Чего ждал Целан от Хайдеггера? Вероятно, он и сам этого не знал. Хайдеггеровское слово просвет (Lichtung) было для него обещанием, и он ждал, когда это обещание сбудется. Может быть, название последнего прижизненного сборника стихов Целана, «Световолие» (Lichtzwang), содержит в себе нетерпеливый ответ.
Сумерки жизни. И снова Ханна. Хайдеггер и Франц Беккенбауэр. Листья, тяготы, отголоски песен… Чего люди не забудут. Смысл вопрошания о бытии и самого бытия: две дзэнские притчи. Мост. Татуировки. Филин. Смерть. Возвращение под небо Мескирха.
Рядом с кнопкой звонка на фасаде дома 47 по Буковой аллее была укреплена табличка с надписью: «Посещения после 17 часов». Посетители приходили часто, и Хайдеггеру пришлось позаботиться о том, чтобы его не беспокоили в рабочее время. Петцет вспоминает забавный случай: однажды в воскресенье, во второй половине дня, откуда ни возьмись появилось многочисленное южноамериканское семейство; все они просили разрешения войти, сбивчиво повторяя единственную фразу: «Seulment voir Monsieur Heidegger» («Нам бы только увидеть мсье Хайдеггера…»). Хайдеггер вышел к неожиданным гостям, они молча уставились на него как на диковинное животное, постояли минутку и затем так же безмолвно удалились, кланяясь на ходу. Те посетители, которых приглашали в кабинет Хайдеггера – что было знаком особого отличия, – поднимались по шаткой деревянной лестнице на площадку второго этажа, где рядом с гигантским семейным гардеробом открывалась дверь в этот самый кабинет. Они попадали в полутемную комнату с книжными стеллажами вдоль стен, куда свет проникал через затененное плющом окно. Перед окном – письменный стол. Через окно можно было увидеть башню, один из немногих уцелевших образцов старинной застройки Церингена. У стола стояло кожаное кресло, опробованное несколькими поколениями гостей: в нем, например, сиживали Бультман, Ясперс, Сартр, Аугштайн… На столе громоздились папки с рукописями, «сортировочные платформы Мартина», как называл их с добродушной усмешкой Фриц Хайдеггер.

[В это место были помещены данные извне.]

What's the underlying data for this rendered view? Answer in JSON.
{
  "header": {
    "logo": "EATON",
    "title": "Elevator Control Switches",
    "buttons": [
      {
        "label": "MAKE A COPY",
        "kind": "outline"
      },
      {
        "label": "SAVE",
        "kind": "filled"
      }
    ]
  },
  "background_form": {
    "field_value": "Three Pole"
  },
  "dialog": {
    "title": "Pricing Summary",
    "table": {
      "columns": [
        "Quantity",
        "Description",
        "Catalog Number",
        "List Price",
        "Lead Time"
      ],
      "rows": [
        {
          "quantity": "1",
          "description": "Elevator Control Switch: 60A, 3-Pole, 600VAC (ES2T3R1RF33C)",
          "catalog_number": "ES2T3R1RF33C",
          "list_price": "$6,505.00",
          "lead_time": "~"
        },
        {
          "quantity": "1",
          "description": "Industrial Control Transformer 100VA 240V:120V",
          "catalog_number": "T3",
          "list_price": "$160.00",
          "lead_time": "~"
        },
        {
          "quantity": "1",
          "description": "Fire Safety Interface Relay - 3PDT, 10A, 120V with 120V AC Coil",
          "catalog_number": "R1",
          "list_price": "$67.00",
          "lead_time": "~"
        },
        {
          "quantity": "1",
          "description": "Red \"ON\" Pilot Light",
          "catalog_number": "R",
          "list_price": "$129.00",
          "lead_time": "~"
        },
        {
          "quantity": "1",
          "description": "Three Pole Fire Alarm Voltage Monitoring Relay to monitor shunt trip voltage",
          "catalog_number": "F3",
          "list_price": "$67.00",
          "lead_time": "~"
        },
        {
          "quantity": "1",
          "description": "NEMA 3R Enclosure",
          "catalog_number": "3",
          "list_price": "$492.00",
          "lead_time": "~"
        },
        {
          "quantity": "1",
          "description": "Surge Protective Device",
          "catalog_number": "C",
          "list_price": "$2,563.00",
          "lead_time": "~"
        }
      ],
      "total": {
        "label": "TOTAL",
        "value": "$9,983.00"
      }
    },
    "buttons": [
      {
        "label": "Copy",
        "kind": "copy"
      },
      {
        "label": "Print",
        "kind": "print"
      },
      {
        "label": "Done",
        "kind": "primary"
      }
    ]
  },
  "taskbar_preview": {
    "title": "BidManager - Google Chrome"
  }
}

В этой комнате в 1967 году снова сидела Ханна Арендт, впервые после пятнадцатилетнего перерыва. После ее последнего визита в 1952-м они с Мартином общались только посредством писем. В 1966 году, когда Ханне исполнилось шестьдесят, Хайдеггер послал ей свое стихотворение «Осень». Ханна расслышала в этих строках элегический тон, уловила настроение, окрашенное вечерними сумерками жизни. Ей захотелось еще раз увидеть Хайдеггера, которому было уже около восьмидесяти; полученное от него поздравление придало ей смелости. После всех недоразумений прошлых лет произошло, наконец, примирение. Ханна и Эльфрида договорились, что будут обращаться друг к другу просто по имени. Два года спустя, в августе 1969-го, незадолго до восьмидесятилетия Хайдеггера, Ханна Арендт приехала к нему со своим мужем Генрихом Блюхером. Атмосфера встречи была сердечной и непринужденной. Если бы только Ханна не курила так много! Эльфриде пришлось потом несколько дней проветривать комнаты. Хайдеггер, как рассказывает Эттингер, подарил своим гостям какую-то книгу с посвятительной надписью: «Ханне и Генриху – Мартин и Элъфрида». На следующий год они собирались повторить эту встречу вчетвером, но в октябре 1970 года Генриха Блюхера не стало. Свои последние годы Ханна Арендт посвятила работе над большой книгой, которую так и не успела закончить: «Жизнь разума: мышление – воление – суждение». В идеях, развитых в этой книге, она подходит к Хайдеггеру так близко, как никогда прежде. Подводя итог сделанному Хайдеггером, она пишет: он вернул философии «такое мышление, которое благодарно уже за то, что ему вообще досталась в удел «голая чтойность»». Да и в житейском плане связь между ними больше не обрывалась. Ханна каждый год навещала Хайдеггера и деятельно участвовала в подготовке американских изданий и переводов его работ. Хайдеггер с благодарностью принимал ее помощь; и, как он писал, вновь и вновь убеждался в том, что никто лучше нее не понимает его мысли.